Matthew: Our county recently announced that all instruction will be held virtually for the first semester of school. This means that we will be learning from home until at least late January, at which point we may continue online school, progress to normal full in-person instruction, or transition to some hybrid of the two. I expect that my social life will be similarly limited, and I will not be able to hang out with my friends. Even though the risk for teenagers like myself may be relatively low, I recognize that I am at best a vector for the virus who can easily spread it to friends, family members, and strangers. Thus, I feel a responsibility to stay safe to protect both myself and the people I interact with. 

How can young people or adult volunteers get involved in Teens Helping Seniors? 

Any volunteer interested in assisting our organization is asked to find their local chapter on our website (teenshelpingseniors.org) and follow the instructions provided there. If there is no chapter near them and they are interested in starting one, we ask that they send a message to our national email address (teenshelpingseniors@gmail.com).
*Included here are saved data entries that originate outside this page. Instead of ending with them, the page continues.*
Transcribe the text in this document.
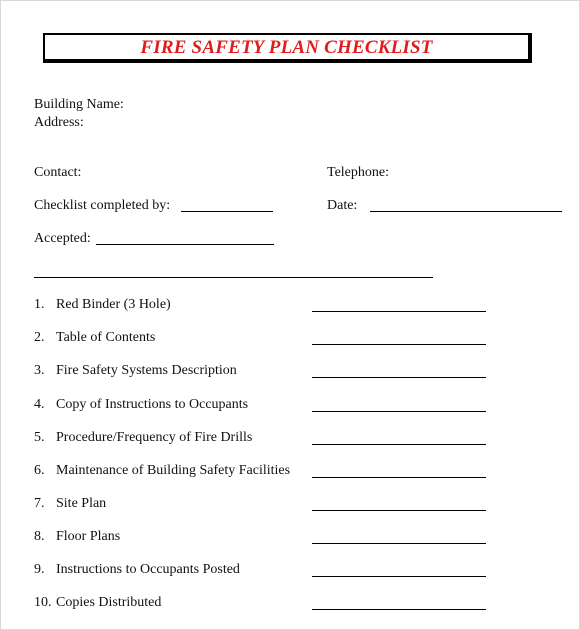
FIRE SAFETY PLAN CHECKLIST
Building Name:
Address:
Contact:	Telephone:
Checklist completed by:	Date:
Accepted:
1. Red Binder (3 Hole)
2. Table of Contents
3. Fire Safety Systems Description
4. Copy of Instructions to Occupants
5. Procedure/Frequency of Fire Drills
6. Maintenance of Building Safety Facilities
7. Site Plan
8. Floor Plans
9. Instructions to Occupants Posted
10. Copies Distributed
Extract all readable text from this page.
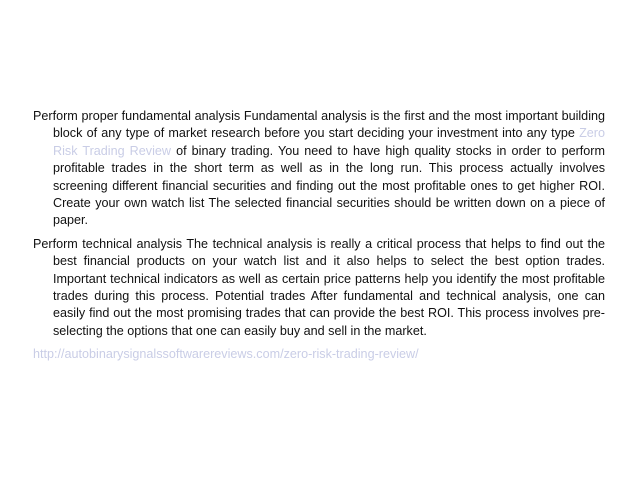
Perform proper fundamental analysis Fundamental analysis is the first and the most important building block of any type of market research before you start deciding your investment into any type Zero Risk Trading Review of binary trading. You need to have high quality stocks in order to perform profitable trades in the short term as well as in the long run. This process actually involves screening different financial securities and finding out the most profitable ones to get higher ROI. Create your own watch list The selected financial securities should be written down on a piece of paper.

Perform technical analysis The technical analysis is really a critical process that helps to find out the best financial products on your watch list and it also helps to select the best option trades. Important technical indicators as well as certain price patterns help you identify the most profitable trades during this process. Potential trades After fundamental and technical analysis, one can easily find out the most promising trades that can provide the best ROI. This process involves pre-selecting the options that one can easily buy and sell in the market.

http://autobinarysignalssoftwarereviews.com/zero-risk-trading-review/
We will provide resources to get them started, their own space on our website, and meet with them once a week to discuss the progress of their chapter. They are also welcome to speak with any founders of our existing chapters before committing to starting their own, if they would like. 

How can seniors or potential clients request assistance from Teens Helping Seniors? 

If a senior is able to navigate our website (teenshelpingseniors.org), we ask that they find their local chapter there and follow the instructions provided. However, we recognize that this may be too complex for many seniors, so they may also simply send a message to our national email address (teenshelpingseniors@gmail.com) with their location, and we can manually provide the email of their closest chapter. If we do not yet have a chapter in the area of a senior and they would like to be notified if/when we open one, they may also contact our national email (teenshelpingseniors@gmail.com) with this request. 

Images shared by Dhruv and Matthew from some of their Teens Helping Seniors shopping and delivery days in spring 2020 in Maryland. 
Springtide released a Social Distance Study in April 2020, which  found that the single most important way to mitigate young people’s experiences of loneliness is for trusted adults to reach out and connect with young people. While many young people, like Dhruv and Matthew, continue to find creative and community-building outlets even through the challenges of COVID-19, our research confirms the ongoing need for trusted adults to be relationship-driven with the youth and young adults in their communities. Consider how you might safely connect to the young people in your circle of care by engaging their interests or encouraging their creative or charitable pursuits.